Mr. Hartz may have looked boyish when he started the “Today” show job, at 34, succeeding Frank McGee, who had died a few months before at 52, but he was no beginner. He had already spent a decade in New York at WNBC, covering local stories, from John V. Lindsay’s mayoralty through Robert F. Kennedy’s funeral and well into the Watergate scandal.
The news stories he covered while on “Today” included President Richard M. Nixon’s resignation, the end of the Vietnam War and the American Bicentennial. But his “Today” career wound up lasting only two years.
Both on “Today” and in other broadcast jobs, Mr. Hartz covered numerous space missions. He and the broadcast-news pioneer John Chancellor were co-announcers in 1971 during the Apollo 15 launch, which led to a three-day lunar visit by astronauts.
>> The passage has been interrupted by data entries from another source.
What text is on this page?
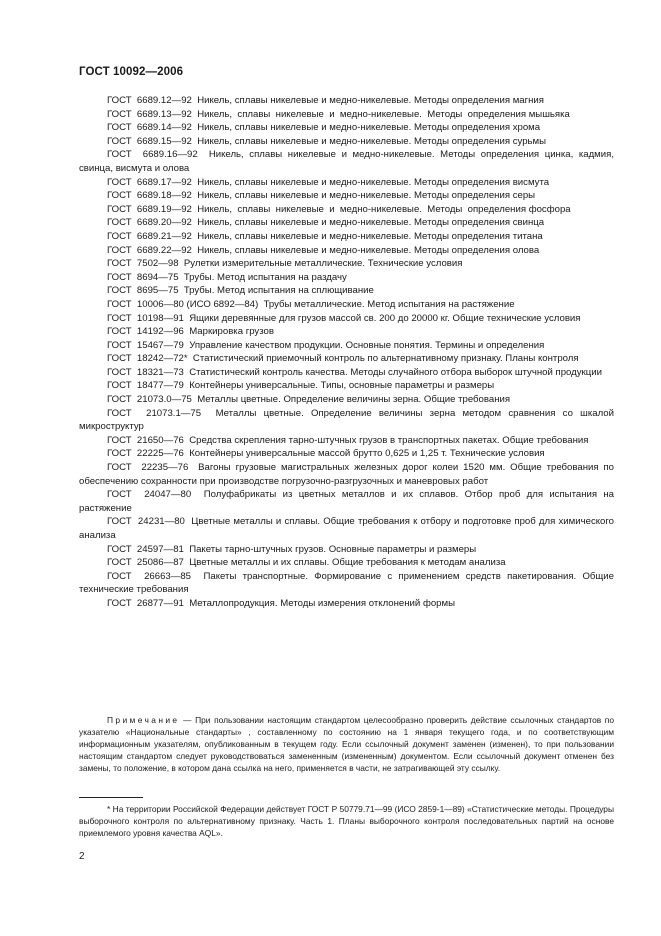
ГОСТ 10092—2006

ГОСТ  6689.12—92  Никель, сплавы никелевые и медно-никелевые. Методы определения магния

ГОСТ  6689.13—92  Никель,  сплавы  никелевые  и  медно-никелевые.  Методы  определения мышьяка

ГОСТ  6689.14—92  Никель, сплавы никелевые и медно-никелевые. Методы определения хрома

ГОСТ  6689.15—92  Никель, сплавы никелевые и медно-никелевые. Методы определения сурьмы

ГОСТ  6689.16—92  Никель, сплавы никелевые и медно-никелевые. Методы определения цинка, кадмия, свинца, висмута и олова

ГОСТ  6689.17—92  Никель, сплавы никелевые и медно-никелевые. Методы определения висмута

ГОСТ  6689.18—92  Никель, сплавы никелевые и медно-никелевые. Методы определения серы

ГОСТ  6689.19—92  Никель,  сплавы  никелевые  и  медно-никелевые.  Методы  определения фосфора

ГОСТ  6689.20—92  Никель, сплавы никелевые и медно-никелевые. Методы определения свинца

ГОСТ  6689.21—92  Никель, сплавы никелевые и медно-никелевые. Методы определения титана

ГОСТ  6689.22—92  Никель, сплавы никелевые и медно-никелевые. Методы определения олова

ГОСТ  7502—98  Рулетки измерительные металлические. Технические условия

ГОСТ  8694—75  Трубы. Метод испытания на раздачу

ГОСТ  8695—75  Трубы. Метод испытания на сплющивание

ГОСТ  10006—80 (ИСО 6892—84)  Трубы металлические. Метод испытания на растяжение

ГОСТ  10198—91  Ящики деревянные для грузов массой св. 200 до 20000 кг. Общие технические условия

ГОСТ  14192—96  Маркировка грузов

ГОСТ  15467—79  Управление качеством продукции. Основные понятия. Термины и определения

ГОСТ  18242—72*  Статистический приемочный контроль по альтернативному признаку. Планы контроля

ГОСТ  18321—73  Статистический контроль качества. Методы случайного отбора выборок штучной продукции

ГОСТ  18477—79  Контейнеры универсальные. Типы, основные параметры и размеры

ГОСТ  21073.0—75  Металлы цветные. Определение величины зерна. Общие требования

ГОСТ  21073.1—75  Металлы цветные. Определение величины зерна методом сравнения со шкалой микроструктур

ГОСТ  21650—76  Средства скрепления тарно-штучных грузов в транспортных пакетах. Общие требования

ГОСТ  22225—76  Контейнеры универсальные массой брутто 0,625 и 1,25 т. Технические условия

ГОСТ  22235—76  Вагоны грузовые магистральных железных дорог колеи 1520 мм. Общие требования по обеспечению сохранности при производстве погрузочно-разгрузочных и маневровых работ

ГОСТ  24047—80  Полуфабрикаты из цветных металлов и их сплавов. Отбор проб для испытания на растяжение

ГОСТ  24231—80  Цветные металлы и сплавы. Общие требования к отбору и подготовке проб для химического анализа

ГОСТ  24597—81  Пакеты тарно-штучных грузов. Основные параметры и размеры

ГОСТ  25086—87  Цветные металлы и их сплавы. Общие требования к методам анализа

ГОСТ  26663—85  Пакеты транспортные. Формирование с применением средств пакетирования. Общие технические требования

ГОСТ  26877—91  Металлопродукция. Методы измерения отклонений формы

Примечание — При пользовании настоящим стандартом целесообразно проверить действие ссылочных стандартов по указателю «Национальные стандарты» , составленному по состоянию на 1 января текущего года, и по соответствующим информационным указателям, опубликованным в текущем году. Если ссылочный документ заменен (изменен), то при пользовании настоящим стандартом следует руководствоваться замененным (измененным) документом. Если ссылочный документ отменен без замены, то положение, в котором дана ссылка на него, применяется в части, не затрагивающей эту ссылку.
* На территории Российской Федерации действует ГОСТ Р 50779.71—99 (ИСО 2859-1—89) «Статистические методы. Процедуры выборочного контроля по альтернативному признаку. Часть 1. Планы выборочного контроля последовательных партий на основе приемлемого уровня качества AQL».
2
He was co-author of “Worlds Apart: How the Distance Between Science and Journalism Threatens America’s Future” (1997), with Rick Chappell, a former astronaut.
In a 1974 interview with The Christian Science Monitor, Mr. Hartz admitted that a NASA event was so overwhelming for him that afterward he would have no memory of what he had said on the air.
Recalling the first time he saw a Saturn rocket lifting off at Cape Kennedy on an Apollo mission, he said, “I was just not prepared for that 36-story building walking right off the platform into the air.”